What am I supposed to do about it? I have to clean it up somehow, I can't just leave it like this for Slade to find. But it's not like there are any cleaning supplies in here.

(Slade doesn't trust me enough to give me a plastic knife, there's no way he'll let me have access to chemicals capable of making a bomb… or at least, highly toxic gasses.)

It takes me fifteen minutes to work up the courage to go downstairs and find Slade. I freeze in front of the door to Slade's "apartment," desperately trying not to feel like a guilty little kid who's broken something they shouldn't have. I tripped on the treadmill. It happens. This shouldn't be a big deal. I just tripped, and I'm trying to be considerate of the space. I didn't do anything wrong. Too bad Slade is definitely going to make a big deal out of it. The sooner I get this over with, the better.

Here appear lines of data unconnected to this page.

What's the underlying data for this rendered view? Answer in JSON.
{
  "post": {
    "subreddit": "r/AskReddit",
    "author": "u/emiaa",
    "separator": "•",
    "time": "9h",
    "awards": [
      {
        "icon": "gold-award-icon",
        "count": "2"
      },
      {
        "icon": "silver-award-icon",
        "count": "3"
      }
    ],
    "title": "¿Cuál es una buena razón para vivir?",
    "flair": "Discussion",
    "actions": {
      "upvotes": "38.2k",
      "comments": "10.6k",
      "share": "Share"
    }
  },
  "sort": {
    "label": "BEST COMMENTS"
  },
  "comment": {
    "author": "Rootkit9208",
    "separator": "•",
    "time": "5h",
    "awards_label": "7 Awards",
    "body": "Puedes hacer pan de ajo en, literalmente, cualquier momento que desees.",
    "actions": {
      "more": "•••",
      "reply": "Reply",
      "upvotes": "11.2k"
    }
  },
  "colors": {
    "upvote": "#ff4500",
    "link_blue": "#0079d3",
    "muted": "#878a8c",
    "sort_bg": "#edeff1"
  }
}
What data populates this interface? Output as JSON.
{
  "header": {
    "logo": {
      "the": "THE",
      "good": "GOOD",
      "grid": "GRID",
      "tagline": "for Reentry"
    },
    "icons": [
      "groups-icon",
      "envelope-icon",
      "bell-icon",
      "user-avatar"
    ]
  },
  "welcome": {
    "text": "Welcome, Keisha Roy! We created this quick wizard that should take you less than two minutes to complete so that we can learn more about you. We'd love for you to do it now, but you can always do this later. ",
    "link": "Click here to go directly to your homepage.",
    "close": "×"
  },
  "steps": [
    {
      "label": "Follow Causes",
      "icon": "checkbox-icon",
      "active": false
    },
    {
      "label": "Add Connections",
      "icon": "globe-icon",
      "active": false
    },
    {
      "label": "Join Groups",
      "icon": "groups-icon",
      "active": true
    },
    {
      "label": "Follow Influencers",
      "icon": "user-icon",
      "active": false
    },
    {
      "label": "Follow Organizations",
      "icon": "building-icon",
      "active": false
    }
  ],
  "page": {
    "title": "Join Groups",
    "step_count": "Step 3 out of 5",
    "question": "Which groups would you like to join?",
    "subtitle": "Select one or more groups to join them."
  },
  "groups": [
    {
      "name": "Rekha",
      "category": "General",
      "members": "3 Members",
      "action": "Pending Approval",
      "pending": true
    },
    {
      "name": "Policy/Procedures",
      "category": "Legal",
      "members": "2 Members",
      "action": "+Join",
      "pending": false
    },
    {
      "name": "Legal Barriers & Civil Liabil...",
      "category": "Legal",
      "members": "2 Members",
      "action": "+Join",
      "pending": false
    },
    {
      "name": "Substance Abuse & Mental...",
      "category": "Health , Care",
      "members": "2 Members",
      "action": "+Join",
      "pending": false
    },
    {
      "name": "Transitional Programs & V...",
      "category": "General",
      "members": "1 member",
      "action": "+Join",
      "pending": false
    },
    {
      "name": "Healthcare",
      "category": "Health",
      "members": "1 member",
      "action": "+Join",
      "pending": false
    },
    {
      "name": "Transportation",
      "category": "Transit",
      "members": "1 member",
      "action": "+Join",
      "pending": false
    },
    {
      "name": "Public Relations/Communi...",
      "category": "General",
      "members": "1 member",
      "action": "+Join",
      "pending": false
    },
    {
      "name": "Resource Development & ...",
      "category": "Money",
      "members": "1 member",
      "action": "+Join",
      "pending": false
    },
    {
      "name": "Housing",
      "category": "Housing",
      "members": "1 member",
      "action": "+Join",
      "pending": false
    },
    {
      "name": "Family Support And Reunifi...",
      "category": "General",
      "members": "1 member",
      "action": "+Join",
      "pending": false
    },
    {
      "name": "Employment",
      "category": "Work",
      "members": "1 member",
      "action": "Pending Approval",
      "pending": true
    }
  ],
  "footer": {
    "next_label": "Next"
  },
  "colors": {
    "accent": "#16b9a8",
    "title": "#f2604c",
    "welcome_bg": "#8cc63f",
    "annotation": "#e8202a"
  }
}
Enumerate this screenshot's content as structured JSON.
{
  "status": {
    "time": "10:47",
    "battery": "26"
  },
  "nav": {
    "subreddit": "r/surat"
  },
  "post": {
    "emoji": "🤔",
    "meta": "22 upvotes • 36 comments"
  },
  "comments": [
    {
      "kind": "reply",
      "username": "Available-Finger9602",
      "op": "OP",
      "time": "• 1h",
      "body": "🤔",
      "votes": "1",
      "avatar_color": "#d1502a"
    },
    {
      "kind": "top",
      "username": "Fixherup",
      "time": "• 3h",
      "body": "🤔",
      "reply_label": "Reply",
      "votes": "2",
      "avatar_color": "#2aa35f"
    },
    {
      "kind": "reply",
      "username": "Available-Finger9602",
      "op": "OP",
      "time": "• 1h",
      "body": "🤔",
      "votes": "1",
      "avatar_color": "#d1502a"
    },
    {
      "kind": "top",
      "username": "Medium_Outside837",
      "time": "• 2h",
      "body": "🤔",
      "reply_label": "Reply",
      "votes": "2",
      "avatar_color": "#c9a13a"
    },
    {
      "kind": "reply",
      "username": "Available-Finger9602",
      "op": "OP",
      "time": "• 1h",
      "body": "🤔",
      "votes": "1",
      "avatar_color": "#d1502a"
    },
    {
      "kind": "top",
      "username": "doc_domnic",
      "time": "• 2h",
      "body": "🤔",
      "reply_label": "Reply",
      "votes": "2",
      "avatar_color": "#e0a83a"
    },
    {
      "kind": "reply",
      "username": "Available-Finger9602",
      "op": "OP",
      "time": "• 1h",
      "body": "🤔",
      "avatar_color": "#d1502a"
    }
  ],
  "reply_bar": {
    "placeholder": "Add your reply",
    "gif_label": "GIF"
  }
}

The door isn't locked so I just walk in.

Slade doesn't even look at me. He's on his laptop this time, relaxing on the couch as he types. I steel myself before going full-steam ahead.

"Do we have any bleach?" I ask casually. Slade clearly wasn't expecting that because he actually looks up at the first try.

"What did you do?" Slade asks, and the edge of steel under his words makes my heart pound.

"I cut myself on the treadmill. I figured it was rude to just leave it bloody."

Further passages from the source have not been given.